To do this, we'd do some jumping magic. We jump to a chain of OR rules. Then, instead of accepting the packet, we go back to where we jumped from, and treat the jump statement like a sungle rule that either came back true or false. This very powerful technique is like having parentheses and let's us make very nuanced and deeply nested queries out of very simple and thus very quick parts.

The next most complicated rule is not just a matching rule, but a pattern rule. Rather than look for a value in a single place, we ask does this value occur anywhere in a range of places. Because firewalls are often designed to be minimal and fast, there are many implementation that cut even this basic function just to be better at doing the most simple queries. The solution, we use multiple firewalls at once. An example of one of these more complicated firewalls is called Snort. Snort let's you do all kinds of complex pattern based queries looking for complex patterns of data in anything you might want to examine in a packet. Of course, it's slower, but it's unbelievably powerful and is the backbone of every secure network.

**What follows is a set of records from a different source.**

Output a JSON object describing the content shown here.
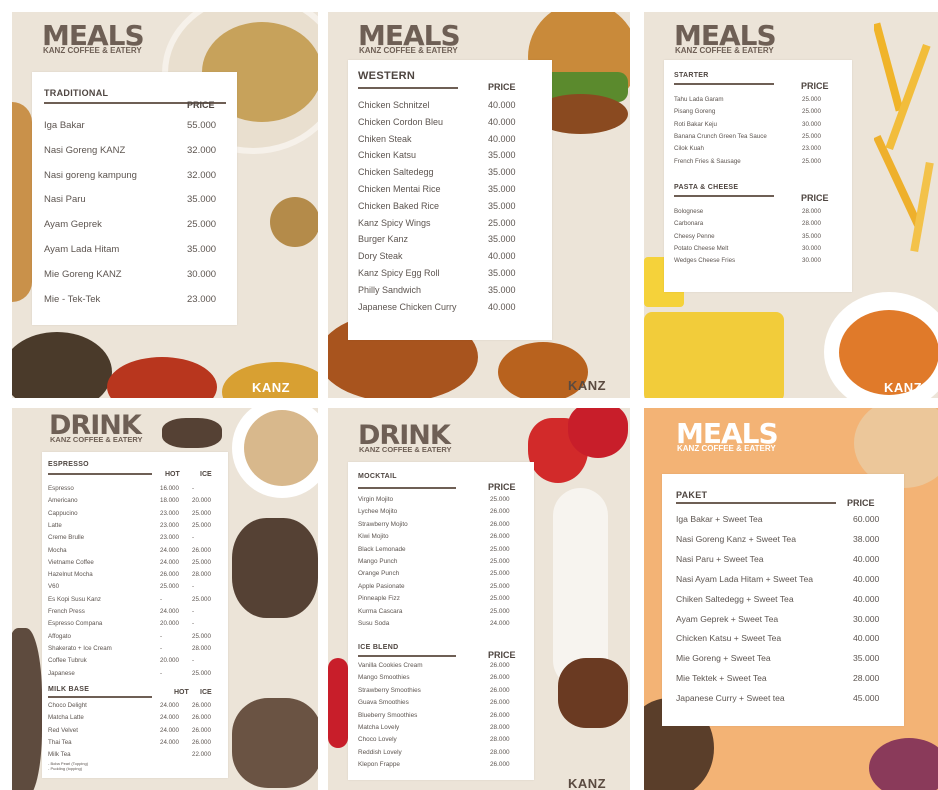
{
  "panel1": {
    "title": "MEALS",
    "subtitle": "KANZ COFFEE & EATERY",
    "section": "TRADITIONAL",
    "price_header": "PRICE",
    "items": [
      {
        "name": "Iga Bakar",
        "price": "55.000"
      },
      {
        "name": "Nasi Goreng KANZ",
        "price": "32.000"
      },
      {
        "name": "Nasi goreng kampung",
        "price": "32.000"
      },
      {
        "name": "Nasi Paru",
        "price": "35.000"
      },
      {
        "name": "Ayam Geprek",
        "price": "25.000"
      },
      {
        "name": "Ayam Lada Hitam",
        "price": "35.000"
      },
      {
        "name": "Mie Goreng KANZ",
        "price": "30.000"
      },
      {
        "name": "Mie - Tek-Tek",
        "price": "23.000"
      }
    ],
    "brand": "KANZ"
  },
  "panel2": {
    "title": "MEALS",
    "subtitle": "KANZ COFFEE & EATERY",
    "section": "WESTERN",
    "price_header": "PRICE",
    "items": [
      {
        "name": "Chicken Schnitzel",
        "price": "40.000"
      },
      {
        "name": "Chicken Cordon Bleu",
        "price": "40.000"
      },
      {
        "name": "Chiken Steak",
        "price": "40.000"
      },
      {
        "name": "Chicken Katsu",
        "price": "35.000"
      },
      {
        "name": "Chicken Saltedegg",
        "price": "35.000"
      },
      {
        "name": "Chicken Mentai Rice",
        "price": "35.000"
      },
      {
        "name": "Chicken Baked Rice",
        "price": "35.000"
      },
      {
        "name": "Kanz Spicy Wings",
        "price": "25.000"
      },
      {
        "name": "Burger Kanz",
        "price": "35.000"
      },
      {
        "name": "Dory Steak",
        "price": "40.000"
      },
      {
        "name": "Kanz Spicy Egg Roll",
        "price": "35.000"
      },
      {
        "name": "Philly Sandwich",
        "price": "35.000"
      },
      {
        "name": "Japanese Chicken Curry",
        "price": "40.000"
      }
    ],
    "brand": "KANZ"
  },
  "panel3": {
    "title": "MEALS",
    "subtitle": "KANZ COFFEE & EATERY",
    "section1": "STARTER",
    "price_header1": "PRICE",
    "starters": [
      {
        "name": "Tahu Lada Garam",
        "price": "25.000"
      },
      {
        "name": "Pisang Goreng",
        "price": "25.000"
      },
      {
        "name": "Roti Bakar Keju",
        "price": "30.000"
      },
      {
        "name": "Banana Crunch Green Tea Sauce",
        "price": "25.000"
      },
      {
        "name": "Cilok Kuah",
        "price": "23.000"
      },
      {
        "name": "French Fries & Sausage",
        "price": "25.000"
      }
    ],
    "section2": "PASTA & CHEESE",
    "price_header2": "PRICE",
    "pasta": [
      {
        "name": "Bolognese",
        "price": "28.000"
      },
      {
        "name": "Carbonara",
        "price": "28.000"
      },
      {
        "name": "Cheesy Penne",
        "price": "35.000"
      },
      {
        "name": "Potato Cheese Melt",
        "price": "30.000"
      },
      {
        "name": "Wedges Cheese Fries",
        "price": "30.000"
      }
    ],
    "brand": "KANZ"
  },
  "panel4": {
    "title": "DRINK",
    "subtitle": "KANZ COFFEE & EATERY",
    "section1": "ESPRESSO",
    "hot_header": "HOT",
    "ice_header": "ICE",
    "espresso": [
      {
        "name": "Espresso",
        "hot": "16.000",
        "ice": "-"
      },
      {
        "name": "Americano",
        "hot": "18.000",
        "ice": "20.000"
      },
      {
        "name": "Cappucino",
        "hot": "23.000",
        "ice": "25.000"
      },
      {
        "name": "Latte",
        "hot": "23.000",
        "ice": "25.000"
      },
      {
        "name": "Creme Brulle",
        "hot": "23.000",
        "ice": "-"
      },
      {
        "name": "Mocha",
        "hot": "24.000",
        "ice": "26.000"
      },
      {
        "name": "Vietname Coffee",
        "hot": "24.000",
        "ice": "25.000"
      },
      {
        "name": "Hazelnut Mocha",
        "hot": "26.000",
        "ice": "28.000"
      },
      {
        "name": "V60",
        "hot": "25.000",
        "ice": "-"
      },
      {
        "name": "Es Kopi Susu Kanz",
        "hot": "-",
        "ice": "25.000"
      },
      {
        "name": "French Press",
        "hot": "24.000",
        "ice": "-"
      },
      {
        "name": "Espresso Compana",
        "hot": "20.000",
        "ice": "-"
      },
      {
        "name": "Affogato",
        "hot": "-",
        "ice": "25.000"
      },
      {
        "name": "Shakerato + Ice Cream",
        "hot": "-",
        "ice": "28.000"
      },
      {
        "name": "Coffee Tubruk",
        "hot": "20.000",
        "ice": "-"
      },
      {
        "name": "Japanese",
        "hot": "-",
        "ice": "25.000"
      }
    ],
    "section2": "MILK BASE",
    "hot_header2": "HOT",
    "ice_header2": "ICE",
    "milk": [
      {
        "name": "Choco Delight",
        "hot": "24.000",
        "ice": "26.000"
      },
      {
        "name": "Matcha Latte",
        "hot": "24.000",
        "ice": "26.000"
      },
      {
        "name": "Red Velvet",
        "hot": "24.000",
        "ice": "26.000"
      },
      {
        "name": "Thai Tea",
        "hot": "24.000",
        "ice": "26.000"
      },
      {
        "name": "Milk Tea",
        "hot": "",
        "ice": "22.000"
      }
    ],
    "milk_tea_note1": "- Boba Pearl (Topping)",
    "milk_tea_note2": "- Pudding (topping)"
  },
  "panel5": {
    "title": "DRINK",
    "subtitle": "KANZ COFFEE & EATERY",
    "section1": "MOCKTAIL",
    "price_header1": "PRICE",
    "mocktail": [
      {
        "name": "Virgin Mojito",
        "price": "25.000"
      },
      {
        "name": "Lychee Mojito",
        "price": "26.000"
      },
      {
        "name": "Strawberry Mojito",
        "price": "26.000"
      },
      {
        "name": "Kiwi Mojito",
        "price": "26.000"
      },
      {
        "name": "Black Lemonade",
        "price": "25.000"
      },
      {
        "name": "Mango Punch",
        "price": "25.000"
      },
      {
        "name": "Orange Punch",
        "price": "25.000"
      },
      {
        "name": "Apple Pasionate",
        "price": "25.000"
      },
      {
        "name": "Pinneaple Fizz",
        "price": "25.000"
      },
      {
        "name": "Kurma Cascara",
        "price": "25.000"
      },
      {
        "name": "Susu Soda",
        "price": "24.000"
      }
    ],
    "section2": "ICE BLEND",
    "price_header2": "PRICE",
    "iceblend": [
      {
        "name": "Vanilla Cookies Cream",
        "price": "26.000"
      },
      {
        "name": "Mango Smoothies",
        "price": "26.000"
      },
      {
        "name": "Strawberry Smoothies",
        "price": "26.000"
      },
      {
        "name": "Guava Smoothies",
        "price": "26.000"
      },
      {
        "name": "Blueberry Smoothies",
        "price": "26.000"
      },
      {
        "name": "Matcha Lovely",
        "price": "28.000"
      },
      {
        "name": "Choco Lovely",
        "price": "28.000"
      },
      {
        "name": "Reddish Lovely",
        "price": "28.000"
      },
      {
        "name": "Klepon Frappe",
        "price": "26.000"
      }
    ],
    "brand": "KANZ"
  },
  "panel6": {
    "title": "MEALS",
    "subtitle": "KANZ COFFEE & EATERY",
    "section": "PAKET",
    "price_header": "PRICE",
    "items": [
      {
        "name": "Iga Bakar + Sweet Tea",
        "price": "60.000"
      },
      {
        "name": "Nasi Goreng Kanz + Sweet Tea",
        "price": "38.000"
      },
      {
        "name": "Nasi Paru + Sweet Tea",
        "price": "40.000"
      },
      {
        "name": "Nasi Ayam Lada Hitam + Sweet Tea",
        "price": "40.000"
      },
      {
        "name": "Chiken Saltedegg + Sweet Tea",
        "price": "40.000"
      },
      {
        "name": "Ayam Geprek + Sweet Tea",
        "price": "30.000"
      },
      {
        "name": "Chicken Katsu + Sweet Tea",
        "price": "40.000"
      },
      {
        "name": "Mie Goreng + Sweet Tea",
        "price": "35.000"
      },
      {
        "name": "Mie Tektek + Sweet Tea",
        "price": "28.000"
      },
      {
        "name": "Japanese Curry + Sweet tea",
        "price": "45.000"
      }
    ]
  }
}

Final though, we get to the mack daddy of firewall rules. Stateful inspection. Sometimes we aren't just looking at a pattern in a single piece of data, in a single packet. Sometimes we need to find a pattern across multiple packets. Sometimes we store information from one packet to help analyze the packets that come after it. Now we're not just slowing down, now we're using memory. That's a big and expensive cost for something that's supposed to examine everything, so we usually reserve it for critical needs and systems, or only inspect a random sampling of traffic this way. In either case, stateful inspection is the king. There's no part of a session or protocol you can't examine that way. Any question you want to ask, any criteria you want to use, stateduk will get you there. It's just slow and expensive and only useful in a tiny tiny minority of cases.